EDUCATOR'S PRIMER: Background Information The history of Poland and the relationship between Jewish and non-Jewish people who lived there is complex. Poland was annexed by different countries at different times -- four times by Russia alone between 1772 and 1815. Consequently, each region of the country developed at different paces and in different ways, and the history of the Jewish people, and their relationship to the non-Jewish people, varied from region to region and from partition to partition in Poland.
Jews moved to Poland for many reasons. Some came after being stripped of their assets and expelled from the countries of western Europe; namely England in 1290, France in 1306 and Spain in 1492. At times, Jews were actually welcomed in by the Polish government to establish new industries as part of an effort to improve the Polish economy. There were times from the late twelfth century to the end of the fourteenth century, when Jews enjoyed many of the same rights as other citizens, such as land ownership and involvement in commerce, which had been previously denied. However, as the fourteenth century drew to a close, persecution of Jews in Poland began. From anti-Jewish riots to the creation of enforced ghetto life, Jews became targets of violence and discrimination.

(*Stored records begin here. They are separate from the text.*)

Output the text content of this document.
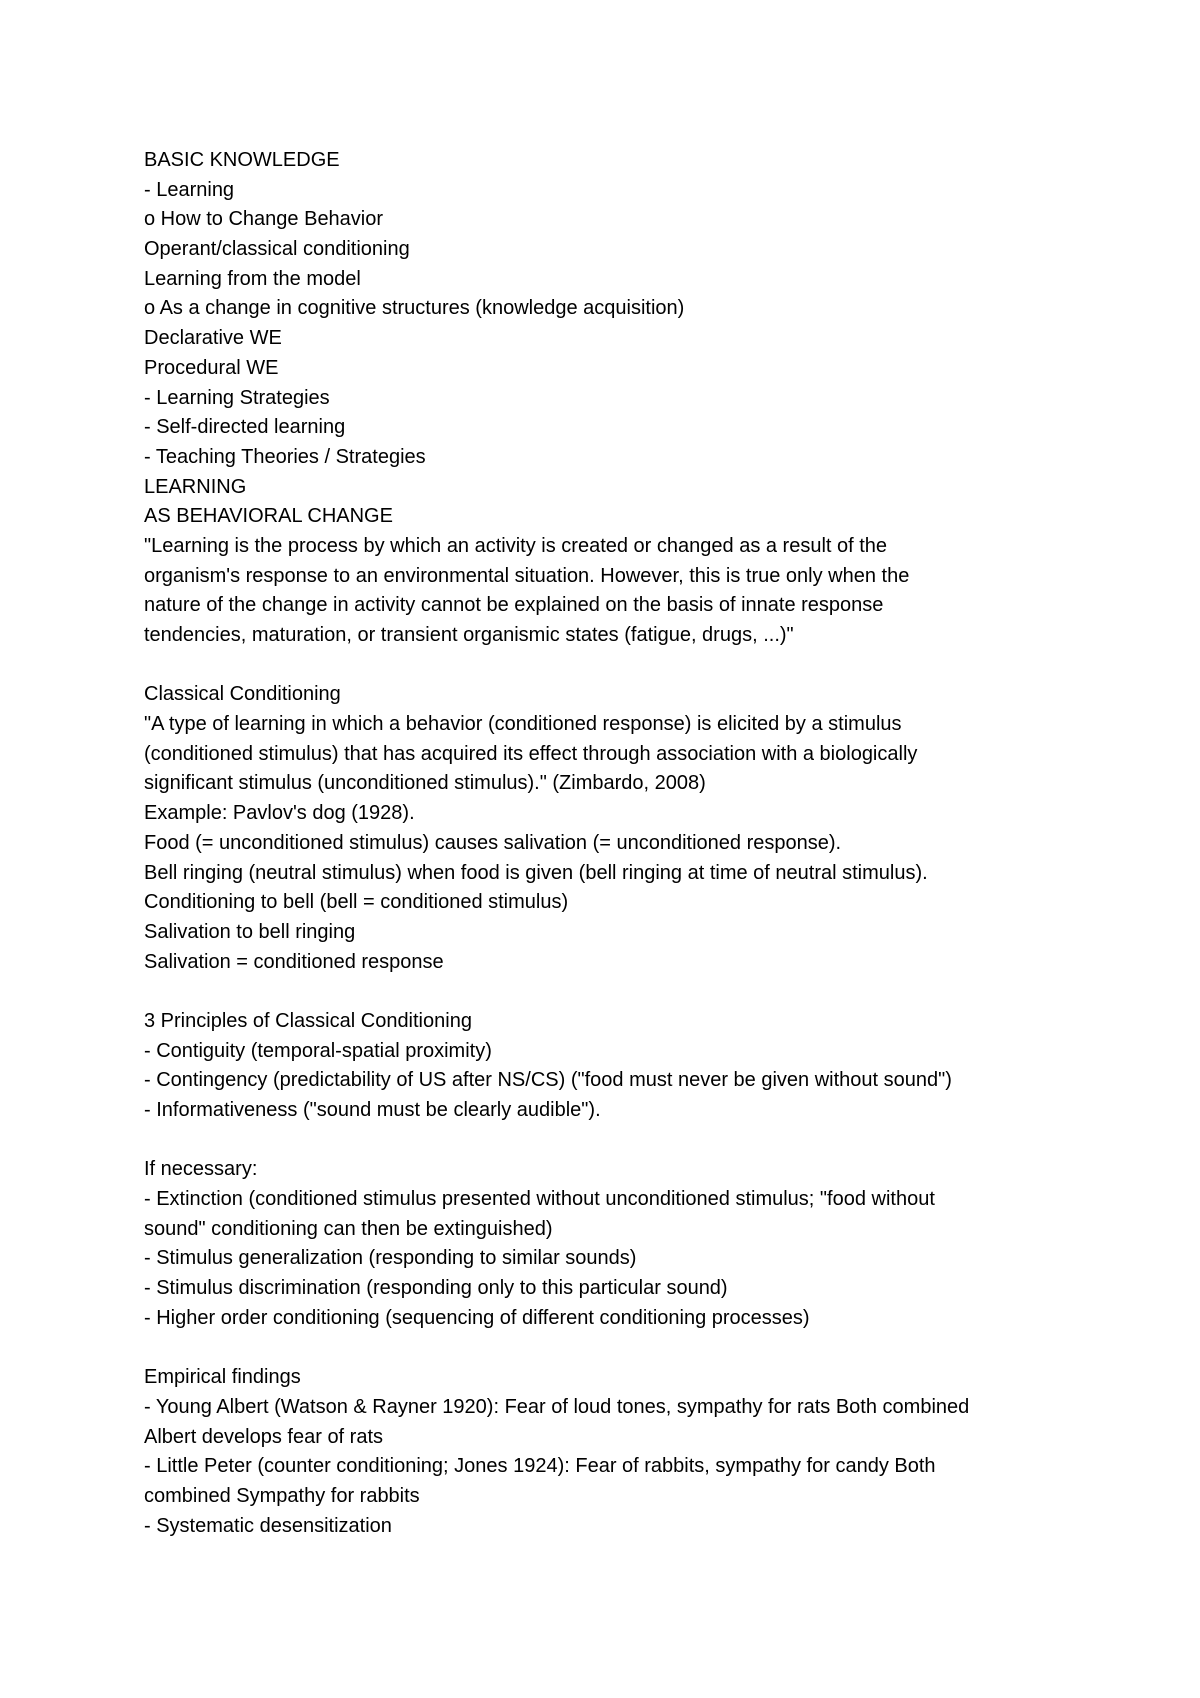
BASIC KNOWLEDGE

- Learning

o How to Change Behavior

Operant/classical conditioning

Learning from the model

o As a change in cognitive structures (knowledge acquisition)

Declarative WE

Procedural WE

- Learning Strategies

- Self-directed learning

- Teaching Theories / Strategies

LEARNING

AS BEHAVIORAL CHANGE

"Learning is the process by which an activity is created or changed as a result of the

organism's response to an environmental situation. However, this is true only when the

nature of the change in activity cannot be explained on the basis of innate response

tendencies, maturation, or transient organismic states (fatigue, drugs, ...)"

Classical Conditioning

"A type of learning in which a behavior (conditioned response) is elicited by a stimulus

(conditioned stimulus) that has acquired its effect through association with a biologically

significant stimulus (unconditioned stimulus)." (Zimbardo, 2008)

Example: Pavlov's dog (1928).

Food (= unconditioned stimulus) causes salivation (= unconditioned response).

Bell ringing (neutral stimulus) when food is given (bell ringing at time of neutral stimulus).

Conditioning to bell (bell = conditioned stimulus)

Salivation to bell ringing

Salivation = conditioned response

3 Principles of Classical Conditioning

- Contiguity (temporal-spatial proximity)

- Contingency (predictability of US after NS/CS) ("food must never be given without sound")

- Informativeness ("sound must be clearly audible").

If necessary:

- Extinction (conditioned stimulus presented without unconditioned stimulus; "food without

sound" conditioning can then be extinguished)

- Stimulus generalization (responding to similar sounds)

- Stimulus discrimination (responding only to this particular sound)

- Higher order conditioning (sequencing of different conditioning processes)

Empirical findings

- Young Albert (Watson & Rayner 1920): Fear of loud tones, sympathy for rats Both combined

Albert develops fear of rats

- Little Peter (counter conditioning; Jones 1924): Fear of rabbits, sympathy for candy Both

combined Sympathy for rabbits

- Systematic desensitization
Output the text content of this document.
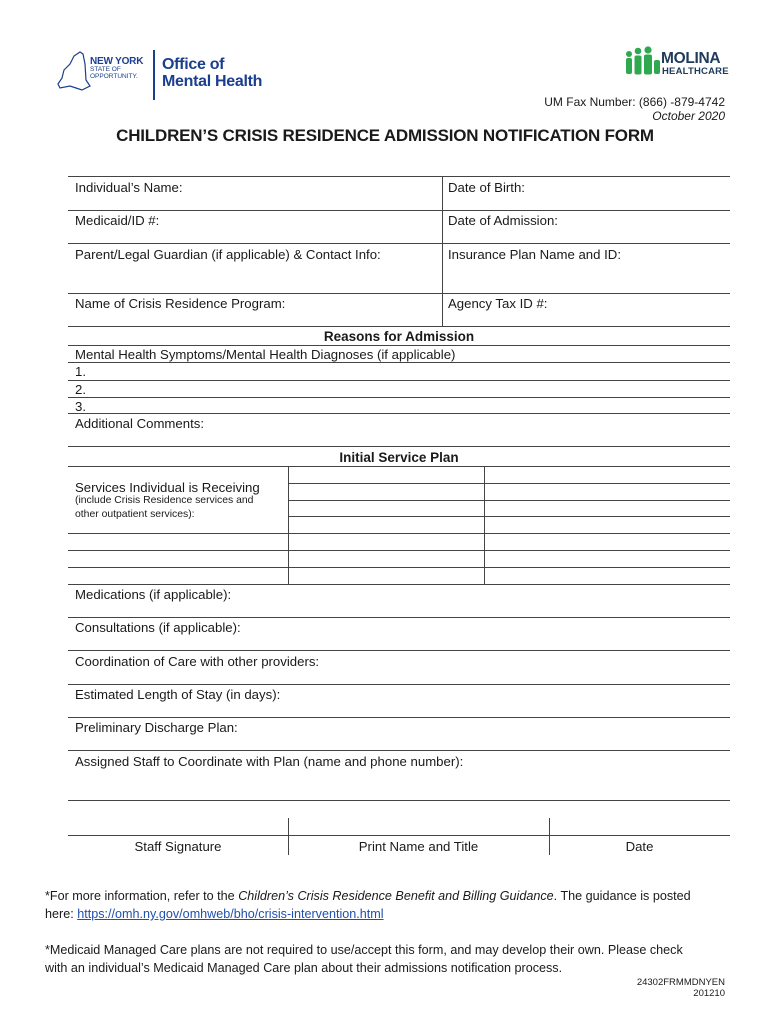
NEW YORK
STATE OF
OPPORTUNITY.
Office of
Mental Health
MOLINA
HEALTHCARE
UM Fax Number: (866) -879-4742
October 2020
CHILDREN’S CRISIS RESIDENCE ADMISSION NOTIFICATION FORM
Individual’s Name:	Date of Birth:
Medicaid/ID #:	Date of Admission:
Parent/Legal Guardian (if applicable) & Contact Info:	Insurance Plan Name and ID:
Name of Crisis Residence Program:	Agency Tax ID #:
Reasons for Admission
Mental Health Symptoms/Mental Health Diagnoses (if applicable)
1.
2.
3.
Additional Comments:
Initial Service Plan
Services Individual is Receiving
(include Crisis Residence services and
other outpatient services):
Medications (if applicable):
Consultations (if applicable):
Coordination of Care with other providers:
Estimated Length of Stay (in days):
Preliminary Discharge Plan:
Assigned Staff to Coordinate with Plan (name and phone number):
Staff Signature	Print Name and Title	Date
*For more information, refer to the Children’s Crisis Residence Benefit and Billing Guidance. The guidance is posted
here: https://omh.ny.gov/omhweb/bho/crisis-intervention.html
*Medicaid Managed Care plans are not required to use/accept this form, and may develop their own. Please check
with an individual’s Medicaid Managed Care plan about their admissions notification process.
24302FRMMDNYEN
201210
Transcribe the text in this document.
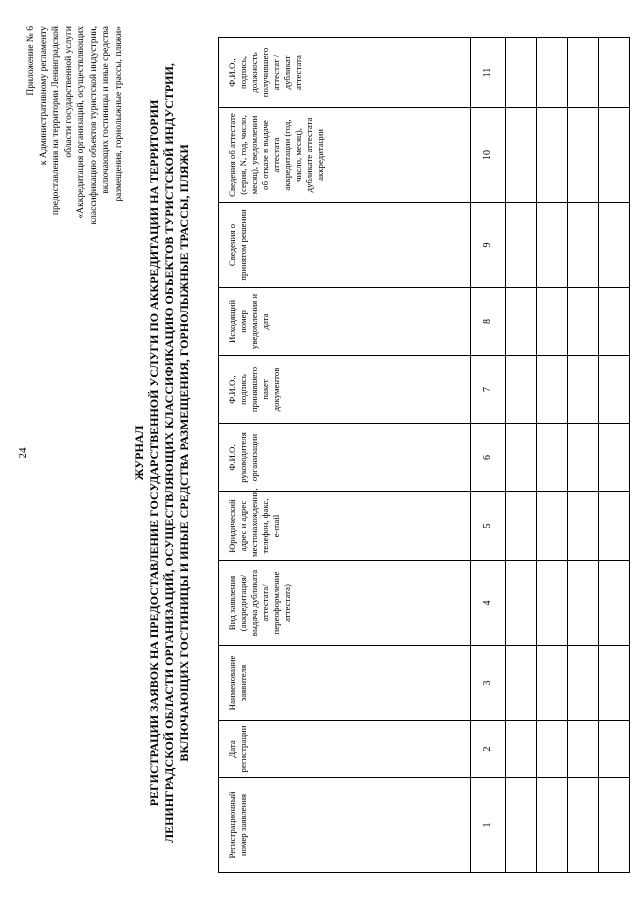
24
Приложение № 6 к Административному регламенту предоставления на территории Ленинградской области государственной услуги «Аккредитация организаций, осуществляющих классификацию объектов туристской индустрии, включающих гостиницы и иные средства размещения, горнолыжные трассы, пляжи»
ЖУРНАЛ РЕГИСТРАЦИИ ЗАЯВОК НА ПРЕДОСТАВЛЕНИЕ ГОСУДАРСТВЕННОЙ УСЛУГИ ПО АККРЕДИТАЦИИ НА ТЕРРИТОРИИ ЛЕНИНГРАДСКОЙ ОБЛАСТИ ОРГАНИЗАЦИЙ, ОСУЩЕСТВЛЯЮЩИХ КЛАССИФИКАЦИЮ ОБЪЕКТОВ ТУРИСТСКОЙ ИНДУСТРИИ, ВКЛЮЧАЮЩИХ ГОСТИНИЦЫ И ИНЫЕ СРЕДСТВА РАЗМЕЩЕНИЯ, ГОРНОЛЫЖНЫЕ ТРАССЫ, ПЛЯЖИ
Регистрационный номер заявления	Дата регистрации	Наименование заявителя	Вид заявления (аккредитация/ выдача дубликата аттестата/ переоформление аттестата)	Юридический адрес и адрес местонахождения, телефон, факс, e-mail	Ф.И.О. руководителя организации	Ф.И.О., подпись принявшего пакет документов	Исходящий номер уведомления и дата	Сведения о принятом решении	Сведения об аттестате (серия, N, год, число, месяц), уведомлении об отказе в выдаче аттестата аккредитации (год, число, месяц), дубликате аттестата аккредитации	Ф.И.О., подпись, должность получившего аттестат / дубликат аттестата
1	2	3	4	5	6	7	8	9	10	11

Changes came again when over a million Polish and Lithuanian Jews were incorporated under Russian rule as a result of Russia's westward expansion. These included several thousand Jews who were expelled from Russia in 1727 and 1747 and who had fled to Poland for safety. Geographic restrictions tightened even further in the late 1700s when Jews were confined to living in the Pale of Settlement in Russia, a designated area in which Russian Jews were forced to live as stated in laws of 1795 and 1835. By 1897, more than five million Jews were living in the Pale.
Following World War 1, the three partitioning powers of Poland---Prussia (later Germany), Austria-Hungary, and Russia --- collapsed, yet, it took years for Poland to be reestablished as an independent country. Democracy for this new country did not last long. After only three years, the government took a shift towards authoritarian rule in 1923.
Hitler's rule of the German Empire from 1933 until his death in 1945 did not bode well for the Jewish people. His plan to rebuild Germany by exterminating Jews and promoting the theory of racial purity through an Aryan race would be at the expense of the entire world community. Germany's invasion of Poland in 1939 was a death knell for many Polish people, but especially for the Jews. Of the approximately 3.25 million Jews living in Poland, less than 300,000 would survive. Today, the Jewish population in Poland numbers less than three thousand.
Issues of power, inclusion and exclusion have been played out continually throughout the history of Poland. We can all learn from looking at this country, its people and the plight of the Jews who lived there.